The story line was decent. Nothing jaw dropping, but nothing disappointing. It was solid and sturdy, despite the slow start. This is not an action film, nor a thriller. Ironically, after the Golden Globe win, it’s not even really a comedy. It’s something different- it’s a film where the characters are far more complex and interesting than the lives they are living. This fuels a pressure cooker atmosphere. These characters are like a cheap bottle of shaken up cava: all about the show, ready to explode and with a bit of an unpleasant aftertaste to boot. This is what made the film explosive- characters that weren’t perfect, had their own agendas and actually didn’t know what they were doing most of the time. From Jennifer Lawrence’s character cleaning the house and dancing manically to ‘Live and Let Die’, to Bradley Cooper’s character beating up his boss when things didn’t go his way. The film was driven by people doing what they need to do to get by. About reinvention and façade, and how the world’s details are sketched in different shades of grey, rather than black and white.

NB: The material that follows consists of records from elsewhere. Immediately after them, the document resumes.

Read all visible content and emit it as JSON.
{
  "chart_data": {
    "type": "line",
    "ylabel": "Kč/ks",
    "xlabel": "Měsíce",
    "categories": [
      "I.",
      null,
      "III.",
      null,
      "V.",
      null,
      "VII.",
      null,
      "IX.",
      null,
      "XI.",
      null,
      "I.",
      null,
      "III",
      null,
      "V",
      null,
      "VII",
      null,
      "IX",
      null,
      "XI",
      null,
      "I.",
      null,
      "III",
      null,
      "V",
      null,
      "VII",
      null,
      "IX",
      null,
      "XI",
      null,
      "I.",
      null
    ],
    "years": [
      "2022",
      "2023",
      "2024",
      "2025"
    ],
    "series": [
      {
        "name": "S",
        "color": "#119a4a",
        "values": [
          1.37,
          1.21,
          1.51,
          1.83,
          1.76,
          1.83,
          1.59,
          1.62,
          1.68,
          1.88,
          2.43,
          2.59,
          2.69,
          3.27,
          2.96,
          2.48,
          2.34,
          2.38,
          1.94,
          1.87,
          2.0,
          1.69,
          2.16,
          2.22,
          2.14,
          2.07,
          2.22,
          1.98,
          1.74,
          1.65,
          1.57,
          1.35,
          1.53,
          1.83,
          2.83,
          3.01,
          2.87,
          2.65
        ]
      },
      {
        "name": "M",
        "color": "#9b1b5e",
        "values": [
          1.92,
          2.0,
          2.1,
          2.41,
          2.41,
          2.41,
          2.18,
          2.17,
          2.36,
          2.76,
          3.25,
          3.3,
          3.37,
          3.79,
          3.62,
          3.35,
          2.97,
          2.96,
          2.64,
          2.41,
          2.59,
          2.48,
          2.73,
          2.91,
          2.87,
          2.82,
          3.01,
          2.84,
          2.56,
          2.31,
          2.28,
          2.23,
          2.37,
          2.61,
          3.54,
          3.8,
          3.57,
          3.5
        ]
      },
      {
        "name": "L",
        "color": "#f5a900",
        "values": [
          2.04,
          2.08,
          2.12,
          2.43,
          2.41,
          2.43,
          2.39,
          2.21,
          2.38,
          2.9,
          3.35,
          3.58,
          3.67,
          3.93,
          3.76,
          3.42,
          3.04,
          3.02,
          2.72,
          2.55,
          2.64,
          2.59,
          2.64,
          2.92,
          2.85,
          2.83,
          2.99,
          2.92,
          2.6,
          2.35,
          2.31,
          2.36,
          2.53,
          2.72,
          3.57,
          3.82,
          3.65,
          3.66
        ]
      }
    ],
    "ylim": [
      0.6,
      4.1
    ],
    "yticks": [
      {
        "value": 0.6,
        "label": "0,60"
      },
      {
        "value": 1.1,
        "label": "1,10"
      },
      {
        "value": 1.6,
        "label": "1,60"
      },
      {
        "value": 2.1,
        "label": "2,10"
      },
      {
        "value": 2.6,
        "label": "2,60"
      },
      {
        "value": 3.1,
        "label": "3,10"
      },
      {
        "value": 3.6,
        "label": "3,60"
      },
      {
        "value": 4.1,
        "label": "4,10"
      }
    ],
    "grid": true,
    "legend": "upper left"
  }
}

One of the film’s qualities was that there were no ‘good guys’ and no ‘bad guys’. There weren’t even ‘bad guys who were good at heart’ or ‘good guys who had harrowing pasts and therefore occasionally did bad things’. They were all just people with flaws. The film’s strength is harnessed in the characters and the immaculate acting behind them. Personally, I felt Jennifer Lawrence’s character could have received more attention, considering her complexity from a mental perspective. Although Rosalyn was quite obviously the comic relief in the film, there was room for more depth in her behaviour.

Being set in 1970s America, the entire atmosphere balances on the delicate procedure of people trying to get whatever they can from an unlikeable situation. The characters seem determined to promote themselves as a result of man-made success from the ashes, as is the way of the American Dream. Again, the emphasis on attempted success and the necessity of fraud only increases the feeling of hollowness and façade. The concept of being successful is more important than actually being successful as ‘people believe what they want to believe’. This is an idea that leaks into each character’s past. Rosalyn refuses to get a divorce even though the marriage is unhappy as no one else in her family has ever got one. It’s more important for her family to think she’s in a happy marriage than it is for her to actually be in one. Richie DeMaso’s operation doesn’t end as expected, rendering the entire endeavour worthless to him. Sydney spends most of the movie pretending to be a well-connected English woman, and Irving wears a ridiculous toupee to keep up appearances. This is a film that sees the humour and drama in a group of individuals attempting to be their own version of success.


Release Date: 01/01/14
Run Time: 138 minutes
Certificate: 15
Director: David O Russell
Starring: Bradley Cooper, Christian Bale, Amy Adams, Jennifer Lawrence, Jeremy Renner and Robert De Niro.